Früher hat man in England Zeitungen zum Einwickeln der Nationalspeise verwendet. Die fettigen Fish and Chips gingen dadurch eine köstliche Verbindung mit der Druckerschwärze ein. Das hat die Europäische Union längst verboten. Seitdem müssen die Zeitungsverlage andere Gründe finden, um der Kundschaft ihre Blätter schmackhaft zu machen.

Die meisten Sonntagszeitungen versuchen es mit kostenlosen DVDs. Meist werden Filme beigelegt, die ohnehin alle zwei Wochen im Fernsehen laufen. Der Guardian hatte sich etwas Neues einfallen lassen. Wochenlang lagen dem Blatt täglich Riesenposter mit britischen Rassen von Schweinen, Schafen, Kühen, Hühnern und Vögeln bei. Als man sämtliche Tierarten erledigt hatte, kamen Pflanzen, Bäume, Sträucher dran. Ob es tatsächlich Menschen gibt, die ihre Wohnung damit tapezieren?

Die Konkurrenz vom Independent hält das offenbar für möglich und kopierte die Idee. Wer das Blatt kauft, bekommt Plakate von Sonne, Mond und Sternen dazu. So kam der Guardian auf eine andere Idee. Seit zwei Wochen wickeln sie die Zeitung täglich in einen Bogen Designer-Weihnachtsgeschenkpapier. Man dann das Blatt also gleich weiterverschenken.

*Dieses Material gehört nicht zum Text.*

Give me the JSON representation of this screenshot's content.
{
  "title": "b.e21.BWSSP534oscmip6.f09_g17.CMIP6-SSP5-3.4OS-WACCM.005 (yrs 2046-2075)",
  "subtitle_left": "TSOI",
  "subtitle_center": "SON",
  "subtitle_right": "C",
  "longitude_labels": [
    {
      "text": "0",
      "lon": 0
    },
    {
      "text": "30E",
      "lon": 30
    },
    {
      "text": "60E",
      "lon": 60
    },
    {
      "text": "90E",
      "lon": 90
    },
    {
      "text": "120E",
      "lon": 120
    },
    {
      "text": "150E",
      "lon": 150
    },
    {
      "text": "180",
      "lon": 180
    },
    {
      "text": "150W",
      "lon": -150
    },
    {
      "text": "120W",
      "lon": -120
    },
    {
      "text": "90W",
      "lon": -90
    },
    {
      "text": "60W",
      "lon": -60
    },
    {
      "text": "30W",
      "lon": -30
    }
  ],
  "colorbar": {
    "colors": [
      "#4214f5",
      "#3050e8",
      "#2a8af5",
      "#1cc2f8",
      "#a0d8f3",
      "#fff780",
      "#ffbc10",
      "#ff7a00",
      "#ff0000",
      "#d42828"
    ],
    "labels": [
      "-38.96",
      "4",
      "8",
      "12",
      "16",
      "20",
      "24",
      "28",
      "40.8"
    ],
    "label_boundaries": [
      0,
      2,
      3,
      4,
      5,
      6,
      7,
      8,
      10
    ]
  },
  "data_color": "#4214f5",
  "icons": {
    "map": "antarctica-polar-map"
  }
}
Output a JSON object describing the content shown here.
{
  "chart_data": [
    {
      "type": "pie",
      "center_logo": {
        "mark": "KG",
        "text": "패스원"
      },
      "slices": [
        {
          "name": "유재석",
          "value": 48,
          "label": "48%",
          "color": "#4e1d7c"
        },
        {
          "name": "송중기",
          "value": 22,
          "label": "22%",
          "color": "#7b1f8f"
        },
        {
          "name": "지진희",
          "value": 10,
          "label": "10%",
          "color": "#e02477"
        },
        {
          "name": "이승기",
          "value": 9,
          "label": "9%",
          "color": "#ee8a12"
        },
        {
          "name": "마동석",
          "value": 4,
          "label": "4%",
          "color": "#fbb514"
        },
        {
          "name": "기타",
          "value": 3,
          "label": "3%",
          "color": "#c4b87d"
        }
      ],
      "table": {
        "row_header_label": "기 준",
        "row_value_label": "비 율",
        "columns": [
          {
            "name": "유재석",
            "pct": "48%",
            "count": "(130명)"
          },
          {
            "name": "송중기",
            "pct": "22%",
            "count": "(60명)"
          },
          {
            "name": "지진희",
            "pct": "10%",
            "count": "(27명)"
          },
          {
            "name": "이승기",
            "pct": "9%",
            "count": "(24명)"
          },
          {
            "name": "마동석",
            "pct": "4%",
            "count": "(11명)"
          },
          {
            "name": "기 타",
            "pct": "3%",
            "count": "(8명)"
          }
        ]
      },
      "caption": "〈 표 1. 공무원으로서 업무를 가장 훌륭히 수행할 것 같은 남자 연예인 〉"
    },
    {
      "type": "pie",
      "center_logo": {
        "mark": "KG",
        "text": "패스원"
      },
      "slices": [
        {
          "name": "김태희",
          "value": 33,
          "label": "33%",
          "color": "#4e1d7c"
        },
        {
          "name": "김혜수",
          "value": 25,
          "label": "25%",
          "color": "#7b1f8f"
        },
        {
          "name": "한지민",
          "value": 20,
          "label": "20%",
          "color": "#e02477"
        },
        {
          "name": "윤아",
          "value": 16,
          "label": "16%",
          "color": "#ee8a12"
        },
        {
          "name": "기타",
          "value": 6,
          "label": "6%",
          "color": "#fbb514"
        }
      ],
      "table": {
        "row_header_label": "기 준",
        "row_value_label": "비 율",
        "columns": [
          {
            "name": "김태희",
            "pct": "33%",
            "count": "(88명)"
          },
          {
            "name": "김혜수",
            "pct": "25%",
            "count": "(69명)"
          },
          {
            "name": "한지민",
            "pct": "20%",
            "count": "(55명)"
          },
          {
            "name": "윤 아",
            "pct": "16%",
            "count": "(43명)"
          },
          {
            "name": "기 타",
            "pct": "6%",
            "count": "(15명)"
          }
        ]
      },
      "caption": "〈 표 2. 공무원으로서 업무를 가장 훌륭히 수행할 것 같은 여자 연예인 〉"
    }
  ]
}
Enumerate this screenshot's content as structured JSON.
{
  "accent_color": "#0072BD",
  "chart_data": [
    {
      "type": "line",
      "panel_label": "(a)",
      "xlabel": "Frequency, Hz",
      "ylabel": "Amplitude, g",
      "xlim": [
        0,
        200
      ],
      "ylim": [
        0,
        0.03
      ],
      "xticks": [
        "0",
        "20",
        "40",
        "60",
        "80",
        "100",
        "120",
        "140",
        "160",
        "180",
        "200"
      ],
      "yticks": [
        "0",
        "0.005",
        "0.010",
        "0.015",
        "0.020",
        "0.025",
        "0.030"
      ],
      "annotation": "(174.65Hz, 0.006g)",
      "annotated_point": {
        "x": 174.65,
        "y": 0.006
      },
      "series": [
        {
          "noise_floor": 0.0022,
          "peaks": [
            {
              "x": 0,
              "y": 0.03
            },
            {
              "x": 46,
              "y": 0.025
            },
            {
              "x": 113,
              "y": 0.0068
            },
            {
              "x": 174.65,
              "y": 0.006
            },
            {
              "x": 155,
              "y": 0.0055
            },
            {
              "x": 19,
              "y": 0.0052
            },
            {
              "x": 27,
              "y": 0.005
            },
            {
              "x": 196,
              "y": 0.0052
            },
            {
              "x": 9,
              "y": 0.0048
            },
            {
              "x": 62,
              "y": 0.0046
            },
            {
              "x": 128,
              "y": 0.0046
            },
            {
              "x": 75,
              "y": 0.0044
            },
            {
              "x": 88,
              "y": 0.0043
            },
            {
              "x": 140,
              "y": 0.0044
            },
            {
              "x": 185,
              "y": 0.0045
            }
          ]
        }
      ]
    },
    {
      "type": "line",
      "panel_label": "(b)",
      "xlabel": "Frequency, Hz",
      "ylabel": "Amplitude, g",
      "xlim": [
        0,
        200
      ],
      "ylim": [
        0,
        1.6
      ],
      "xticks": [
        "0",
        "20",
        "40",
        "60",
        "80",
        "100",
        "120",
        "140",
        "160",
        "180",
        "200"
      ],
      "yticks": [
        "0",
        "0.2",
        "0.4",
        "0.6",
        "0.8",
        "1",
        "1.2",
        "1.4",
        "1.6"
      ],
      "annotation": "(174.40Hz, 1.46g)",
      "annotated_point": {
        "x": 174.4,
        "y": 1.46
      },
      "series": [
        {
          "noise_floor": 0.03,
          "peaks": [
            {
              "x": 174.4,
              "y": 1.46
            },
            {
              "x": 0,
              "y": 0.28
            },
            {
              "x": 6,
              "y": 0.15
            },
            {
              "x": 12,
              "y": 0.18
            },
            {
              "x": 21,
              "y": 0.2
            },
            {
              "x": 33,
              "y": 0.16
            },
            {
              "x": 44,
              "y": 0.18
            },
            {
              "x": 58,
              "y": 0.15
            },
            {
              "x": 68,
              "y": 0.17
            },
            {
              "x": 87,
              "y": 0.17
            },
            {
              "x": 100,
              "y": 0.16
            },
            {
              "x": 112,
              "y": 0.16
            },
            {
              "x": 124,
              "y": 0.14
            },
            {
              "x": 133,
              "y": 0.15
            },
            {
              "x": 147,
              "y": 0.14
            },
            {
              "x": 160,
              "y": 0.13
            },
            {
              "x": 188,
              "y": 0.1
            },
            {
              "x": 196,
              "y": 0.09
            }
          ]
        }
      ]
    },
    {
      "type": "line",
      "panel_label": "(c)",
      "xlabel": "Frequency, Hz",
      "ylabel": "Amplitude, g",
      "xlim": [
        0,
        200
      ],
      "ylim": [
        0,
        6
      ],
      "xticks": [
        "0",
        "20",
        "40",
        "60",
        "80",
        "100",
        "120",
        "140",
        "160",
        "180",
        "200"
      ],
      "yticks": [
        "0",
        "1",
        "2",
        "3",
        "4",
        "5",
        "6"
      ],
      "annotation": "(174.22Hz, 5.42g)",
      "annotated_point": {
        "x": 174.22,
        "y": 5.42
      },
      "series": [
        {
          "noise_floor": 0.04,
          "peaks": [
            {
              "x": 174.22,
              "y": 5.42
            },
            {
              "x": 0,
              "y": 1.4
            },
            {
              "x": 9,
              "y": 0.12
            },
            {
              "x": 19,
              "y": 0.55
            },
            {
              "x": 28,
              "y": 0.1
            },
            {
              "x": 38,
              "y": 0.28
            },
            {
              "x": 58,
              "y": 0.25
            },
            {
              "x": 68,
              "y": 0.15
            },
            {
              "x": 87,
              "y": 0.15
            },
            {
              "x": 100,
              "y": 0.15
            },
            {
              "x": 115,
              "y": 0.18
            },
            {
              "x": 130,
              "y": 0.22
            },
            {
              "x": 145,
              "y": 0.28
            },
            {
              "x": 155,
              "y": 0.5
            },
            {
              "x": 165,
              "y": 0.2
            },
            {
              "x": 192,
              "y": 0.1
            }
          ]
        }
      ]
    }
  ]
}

Der Daily Telegraph – oder auch „Torygraph“, wie er gern gehänselt wird – macht bei diesem Firlefanz nicht mit. Stattdessen hat das Blatt einen „Nein-Club“ ins Leben gerufen. „Heute gründet der Telegraph, inspiriert von seinen Lesern, einen neuen Club für Menschen, die wie Marx aus der Menge herausragen wollen und sich gegen vorherrschende Trends und Moden stellen“, hieß es. Es versteht sich, dass das rechte Blatt nicht Karl, sondern Groucho Marx meinte.

Auf der Internetseite kann man sich eine Vereinsurkunde ausdrucken, wenn man zum Beispiel keinen iPod hat, kein Trüffelöl über seinen Carpaccio sprenkelt, noch nie eine Cola getrunken oder die Beatles gemocht hat. Der Telegraph wurde von Mitgliedsanträgen überflutet. Ob das alles grantige Greise seien, fragte sich der „Torygraph“ und gab gleich selbst die Antwort: „Großbritannien ist immer noch eine Nation von Rebellen, die ihren eigenen Kopf haben.“

Frau Brightman zum Beispiel. Sie hat eine multiple Mitgliedschaft beantragt, da sie noch nie Jeans getragen, Drogen genommen, einen Hamburger gegessen oder Labour gewählt hat. Letzteres dürfte sie mit den anderen Lesern gemein haben. Der 76-jährige Peter Rose war nie ein Teenager, weil von denen alles Unheil der Gesellschaft ausgehe. Eine Julia Wooton hat sich noch nie die Beine rasiert. Eddie Redfern, 68, hat niemals ein Buch gelesen, seit er von der Schule flog, und will in seinem Leben auch keins mehr lesen. Herr Brooke ist 61 und hat in seiner langjährigen Ehe noch nie gekocht. Thomas hat nie organisches Gemüse gegessen, Kay Russell niemals etwas politisch Korrektes getan. Und ein David hat „dieser Bande totalitärer Kommunisten, die sich als New Labour ausgeben, noch nie irgendetwas geglaubt“.

Das ist also die Nation von Rebellen. Ich bin dem Club auch beigetreten und habe meine Urkunde erhalten. Ich gehöre jetzt der Vereinigung von Menschen an, die noch nie einen Telegraph gekauft haben. Nicht mal zum Einwickeln von Fish and Chips.